Advanced decentralized control framework for voltage stability and proportional power sharing in hybrid AC-DC microgrid

Abstract

A massive integration of hybrid AC-DC microgrids into modern power systems has paved the way for adequate robust decentralized control strategies. Proposed advanced decentralized control framework for hybrid AC-DC microgrids presents a solution to highly significant system voltage stability and proportional power sharing issues. The architecture combines Drop Control with Virtual Impedance, Model Predictive Control (MPC), Adaptive Droop-Based Power Sharing, and commonly Event-Triggered Control with Distributed Consensus Algorithm (DCA) for power dispatching in decentralized controllers.
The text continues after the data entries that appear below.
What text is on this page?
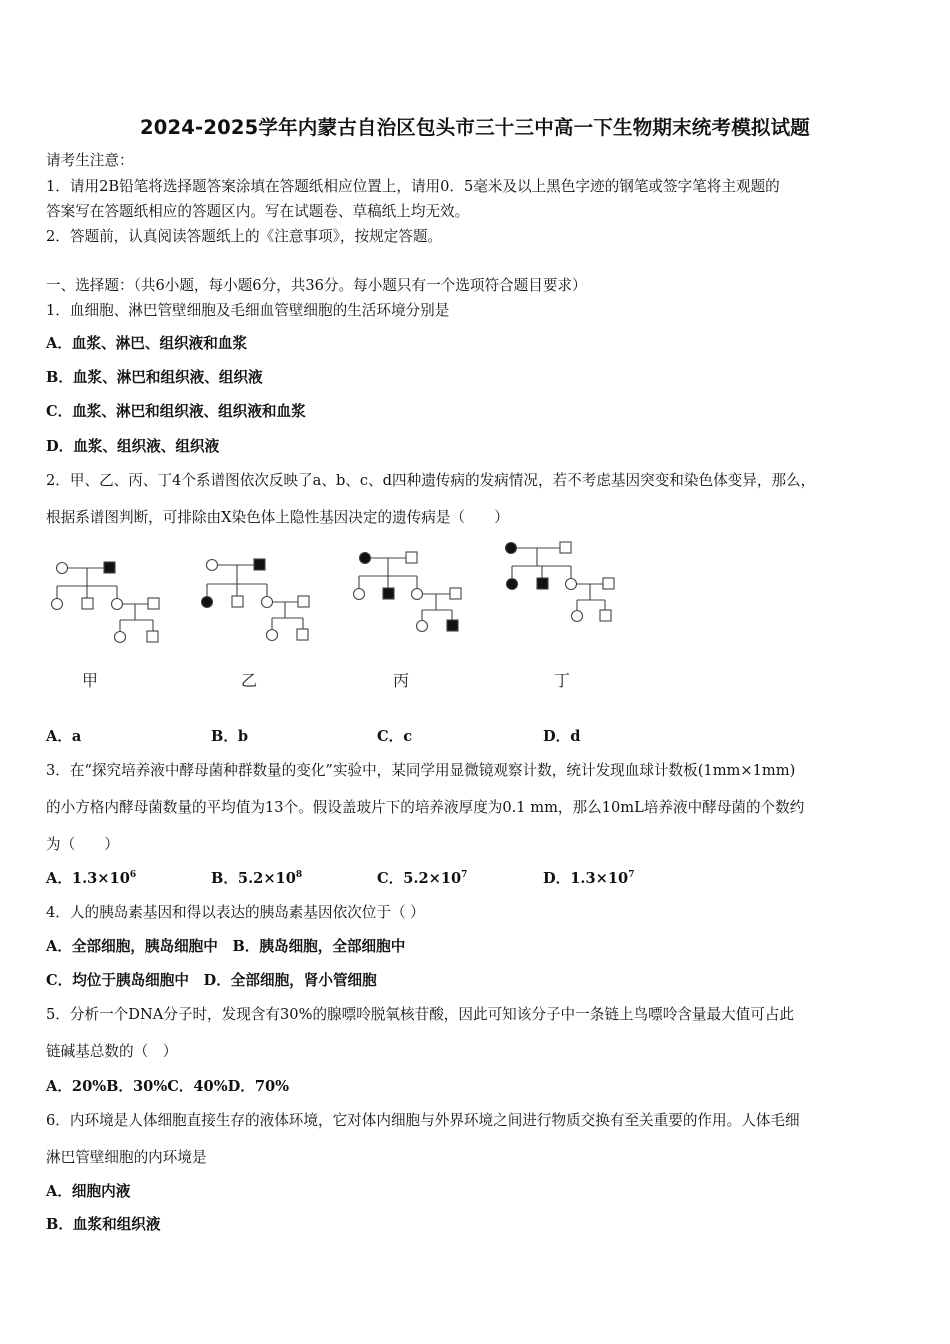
2024-2025学年内蒙古自治区包头市三十三中高一下生物期末统考模拟试题
请考生注意：
1．请用2B铅笔将选择题答案涂填在答题纸相应位置上，请用0．5毫米及以上黑色字迹的钢笔或签字笔将主观题的
答案写在答题纸相应的答题区内。写在试题卷、草稿纸上均无效。
2．答题前，认真阅读答题纸上的《注意事项》，按规定答题。
一、选择题：（共6小题，每小题6分，共36分。每小题只有一个选项符合题目要求）
1．血细胞、淋巴管壁细胞及毛细血管壁细胞的生活环境分别是
A．血浆、淋巴、组织液和血浆
B．血浆、淋巴和组织液、组织液
C．血浆、淋巴和组织液、组织液和血浆
D．血浆、组织液、组织液
2．甲、乙、丙、丁4个系谱图依次反映了a、b、c、d四种遗传病的发病情况，若不考虑基因突变和染色体变异，那么，
根据系谱图判断，可排除由X染色体上隐性基因决定的遗传病是（　　）
甲	乙	丙	丁
A．a	B．b	C．c	D．d
3．在“探究培养液中酵母菌种群数量的变化”实验中，某同学用显微镜观察计数，统计发现血球计数板(1mm×1mm)
的小方格内酵母菌数量的平均值为13个。假设盖玻片下的培养液厚度为0.1 mm，那么10mL培养液中酵母菌的个数约
为（　　）
A．$1.3\times 10^6$	B．$5.2\times 10^8$	C．$5.2\times 10^7$	D．$1.3\times 10^7$
4．人的胰岛素基因和得以表达的胰岛素基因依次位于（ ）
A．全部细胞，胰岛细胞中　B．胰岛细胞，全部细胞中
C．均位于胰岛细胞中　D．全部细胞，肾小管细胞
5．分析一个DNA分子时，发现含有30%的腺嘌呤脱氧核苷酸，因此可知该分子中一条链上鸟嘌呤含量最大值可占此
链碱基总数的（　）
A．20%B．30%C．40%D．70%
6．内环境是人体细胞直接生存的液体环境，它对体内细胞与外界环境之间进行物质交换有至关重要的作用。人体毛细
淋巴管壁细胞的内环境是
A．细胞内液
B．血浆和组织液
The proposed system operates very well and automatically adapts itself under dynamic circumstances for the distributed coordination without relying on a centralized architecture. The MPC model predicts a cost-optimized horizon for minimizing voltage deviation, while adaptive droop adjusts coefficients in real-time according to availability and load demand. Further, iterated local exchanges allow DCA to deliver distributed coordination, complementing the event-triggered logic that permits reductions by over 40% in updates for continuous-time methods. Simulation studies using a hybrid IEEE 39-bus system reveal that voltage deviation would always remain within ±1.2%, while accuracy in power sharing would remain above 97%, with response times under 32 ms, and control convergence within 50 ms. When benchmarked against existing methods of comparison, these performance parameters are still at least 20% better, which indicates strong improvements in scalability, efficiency, and responsiveness. Thus, the proposed framework holds the promise of becoming a credible response towards the next generation of adaptive and intelligent microgrids.